Fuel Efficiency: A More Practical Perspective

It is undeniable, from a historical perspective, that there was a shift in emphasis in motor vehicle development and marketing from the seventies and eighties, when fuel efficiency was a major consideration, to the nineties and naughties, when fuel efficiency has mostly not been a major consideration. Now there are people who want to shift things back in the other direction, but... not everyone is buying it.

One thing I've noticed is that it seems like everyone talking about vehicle fuel efficiency these days is talking about the environment. While there's nothing per se wrong with that, it's not an effective motivator for most people. For one thing, it's very hard to quantify. If John buys a vehicle that uses 25% less fuel, how much impact can he expect that to have on the environment, anyway?

So I'd like to look at it from a more immediately practical and quantifiable perspective: the pocketbook. This is something almost everyone should be able to relate to. If John buys a vehicle that uses 25% less fuel, how much money will he save on gas, over the life of the vehicle? How much per year?

It depends on usage patterns, of course, but let's construct a hypothetical example. Let's say there are two models of vehicle, the Strontium and the Rubidium. Of course in practice there are way more than two models of vehicle available, but comparing only two makes the example simpler. So the Strontium gets almost 22 miles to the gallon (average, for the type of driving John does, blah, blah, blah) and the Rubidium gets a little over 29 mpg (with the same qualifications), i.e., it uses 25% less fuel to go the same distance. There are, of course, other differences between the vehicles, e.g., the Strontium is probably a little larger. But for now let's just figure how much difference it's going to make in gas costs.
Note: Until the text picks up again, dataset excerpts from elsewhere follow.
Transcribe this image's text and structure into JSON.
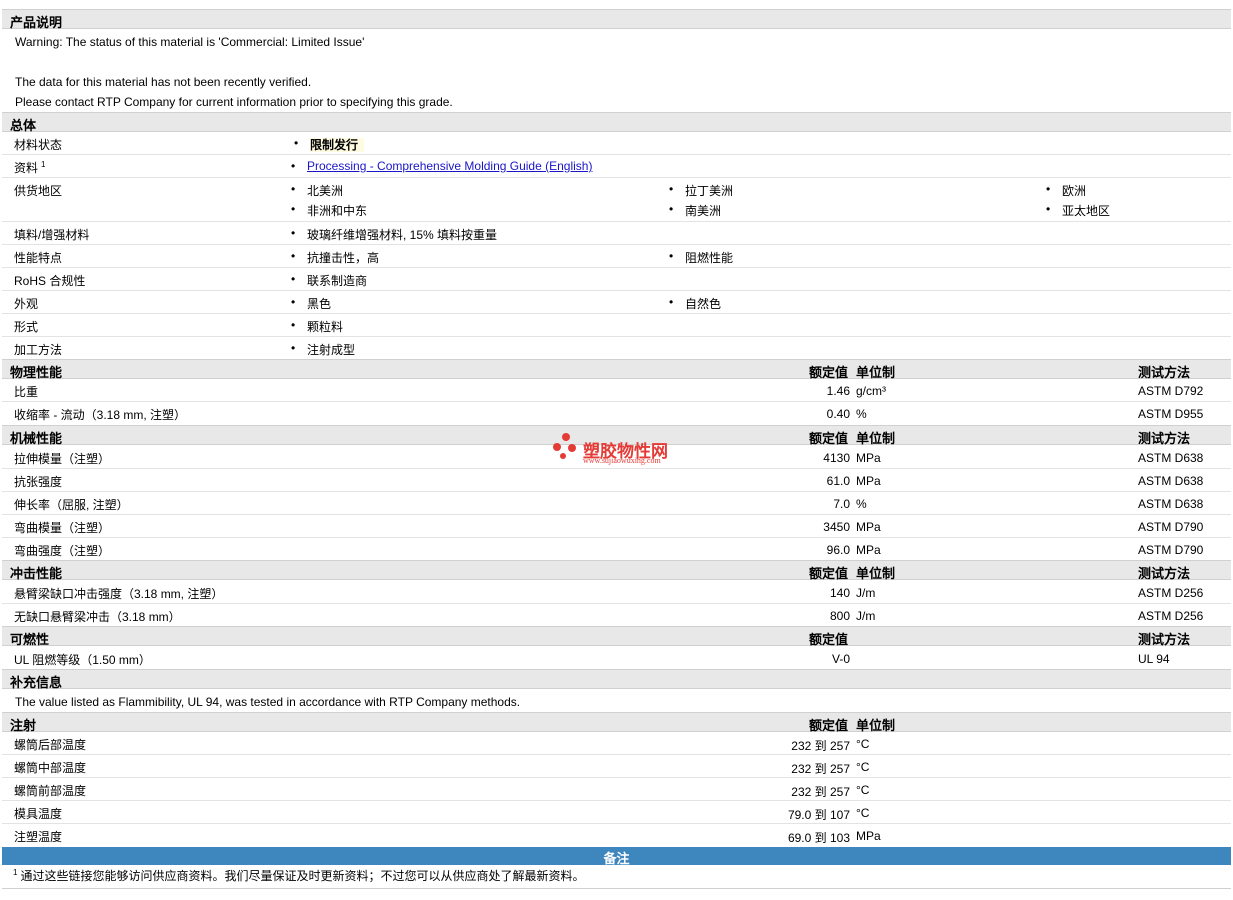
{
  "sections": {
    "desc": "产品说明",
    "general": "总体",
    "physical": "物理性能",
    "mechanical": "机械性能",
    "impact": "冲击性能",
    "flammability": "可燃性",
    "additional": "补充信息",
    "injection": "注射",
    "notes": "备注"
  },
  "headers": {
    "nominal": "额定值",
    "unit": "单位制",
    "method": "测试方法"
  },
  "desc": {
    "warning": "Warning: The status of this material is 'Commercial: Limited Issue'",
    "line1": "The data for this material has not been recently verified.",
    "line2": "Please contact RTP Company for current information prior to specifying this grade."
  },
  "general": {
    "status_label": "材料状态",
    "status_value": "限制发行",
    "docs_label": "资料",
    "docs_sup": "1",
    "docs_link": "Processing - Comprehensive Molding Guide (English)",
    "supply_label": "供货地区",
    "supply": [
      "北美洲",
      "拉丁美洲",
      "欧洲",
      "非洲和中东",
      "南美洲",
      "亚太地区"
    ],
    "filler_label": "填料/增强材料",
    "filler_value": "玻璃纤维增强材料, 15% 填料按重量",
    "features_label": "性能特点",
    "features": [
      "抗撞击性，高",
      "阻燃性能"
    ],
    "rohs_label": "RoHS 合规性",
    "rohs_value": "联系制造商",
    "appearance_label": "外观",
    "appearance": [
      "黑色",
      "自然色"
    ],
    "form_label": "形式",
    "form_value": "颗粒料",
    "process_label": "加工方法",
    "process_value": "注射成型"
  },
  "physical": [
    {
      "label": "比重",
      "value": "1.46",
      "unit": "g/cm³",
      "method": "ASTM D792"
    },
    {
      "label": "收缩率  - 流动（3.18 mm, 注塑）",
      "value": "0.40",
      "unit": "%",
      "method": "ASTM D955"
    }
  ],
  "mechanical": [
    {
      "label": "拉伸模量（注塑）",
      "value": "4130",
      "unit": "MPa",
      "method": "ASTM D638"
    },
    {
      "label": "抗张强度",
      "value": "61.0",
      "unit": "MPa",
      "method": "ASTM D638"
    },
    {
      "label": "伸长率（屈服, 注塑）",
      "value": "7.0",
      "unit": "%",
      "method": "ASTM D638"
    },
    {
      "label": "弯曲模量（注塑）",
      "value": "3450",
      "unit": "MPa",
      "method": "ASTM D790"
    },
    {
      "label": "弯曲强度（注塑）",
      "value": "96.0",
      "unit": "MPa",
      "method": "ASTM D790"
    }
  ],
  "impact": [
    {
      "label": "悬臂梁缺口冲击强度（3.18 mm, 注塑）",
      "value": "140",
      "unit": "J/m",
      "method": "ASTM D256"
    },
    {
      "label": "无缺口悬臂梁冲击（3.18 mm）",
      "value": "800",
      "unit": "J/m",
      "method": "ASTM D256"
    }
  ],
  "flammability": [
    {
      "label": "UL 阻燃等级（1.50 mm）",
      "value": "V-0",
      "unit": "",
      "method": "UL 94"
    }
  ],
  "additional": {
    "text": "The value listed as Flammibility, UL 94, was tested in accordance with RTP Company methods."
  },
  "injection": [
    {
      "label": "螺筒后部温度",
      "value": "232 到  257",
      "unit": "°C"
    },
    {
      "label": "螺筒中部温度",
      "value": "232 到  257",
      "unit": "°C"
    },
    {
      "label": "螺筒前部温度",
      "value": "232 到  257",
      "unit": "°C"
    },
    {
      "label": "模具温度",
      "value": "79.0 到  107",
      "unit": "°C"
    },
    {
      "label": "注塑温度",
      "value": "69.0 到  103",
      "unit": "MPa"
    }
  ],
  "notes": {
    "sup": "1",
    "text": "通过这些链接您能够访问供应商资料。我们尽量保证及时更新资料；不过您可以从供应商处了解最新资料。"
  },
  "watermark": {
    "brand": "塑胶物性网",
    "url": "www.sujiaowuxing.com"
  }
}
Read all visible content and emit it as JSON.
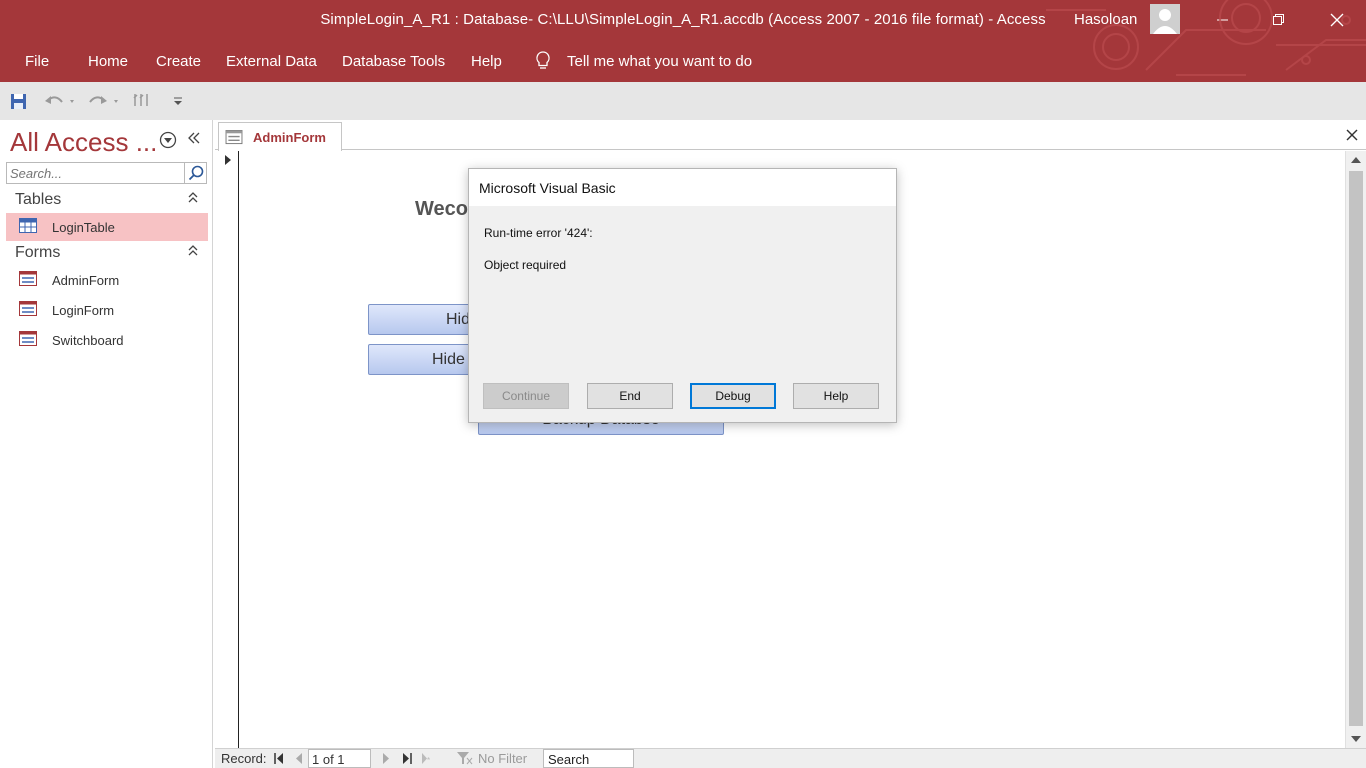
{
  "window": {
    "title": "SimpleLogin_A_R1 : Database- C:\\LLU\\SimpleLogin_A_R1.accdb (Access 2007 - 2016 file format)  -  Access",
    "user": "Hasoloan"
  },
  "ribbon": {
    "tabs": [
      "File",
      "Home",
      "Create",
      "External Data",
      "Database Tools",
      "Help"
    ],
    "tell_me": "Tell me what you want to do"
  },
  "nav": {
    "title": "All Access ...",
    "search_placeholder": "Search...",
    "groups": [
      {
        "label": "Tables",
        "items": [
          "LoginTable"
        ]
      },
      {
        "label": "Forms",
        "items": [
          "AdminForm",
          "LoginForm",
          "Switchboard"
        ]
      }
    ]
  },
  "document": {
    "tab_label": "AdminForm",
    "welcome_text": "Weco",
    "buttons": [
      "Hid",
      "Hide",
      "Backup Databse"
    ]
  },
  "record_nav": {
    "label": "Record:",
    "position": "1 of 1",
    "filter": "No Filter",
    "search": "Search"
  },
  "dialog": {
    "title": "Microsoft Visual Basic",
    "error_line": "Run-time error '424':",
    "message": "Object required",
    "buttons": [
      "Continue",
      "End",
      "Debug",
      "Help"
    ]
  },
  "colors": {
    "accent": "#a4373a",
    "selected_item": "#f7c2c4",
    "default_button_border": "#0078d7"
  }
}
If John is typical, he probably drives to work and back about five days a week, plus some assorted other driving. You can plug in figures that fit your situation more closely, but for the example we'll say he drives thirty minutes to work, averaging (with stop lights and everything) about 27 mph, which is typical for driving with only light traffic, only partly in town. During the 30 minute commute each way, then, he covers 13.5 miles, for a total of 135 miles a week just driving to and from work. Toss in another couple of hours of assorted other driving here and there (to church, to the mall, to the video store, to grandma's house, wherever) and you're looking at closer to 200 miles a week of driving. Again, you can plug in your own numbers and get something more relevant to your own situation.

200 miles a week means the Strontium will use about 9 gallons of gas, and the Rubidium will use about 6.8 gallons, in a week. At $4 per gallon (obviously, the price may fluctuate...) that means the Strontium costs John about $36/week to drive, and the Rubidium costs about $27.20/week, a difference of about $8.80 per week, or $460/year. If John intends to drive this vehicle for ten years, the more fuel-efficient vehicle is the better deal, from a purely financial perspective, unless it costs at least $4600 more (all else being equal).

You can plug in the numbers for actual vehicles at your leisure. Note, however, that for hybrid vehicles you have to factor in the cost of electricity you expend charging them, in addition to the gasoline (or diesel or alcohol or whatever).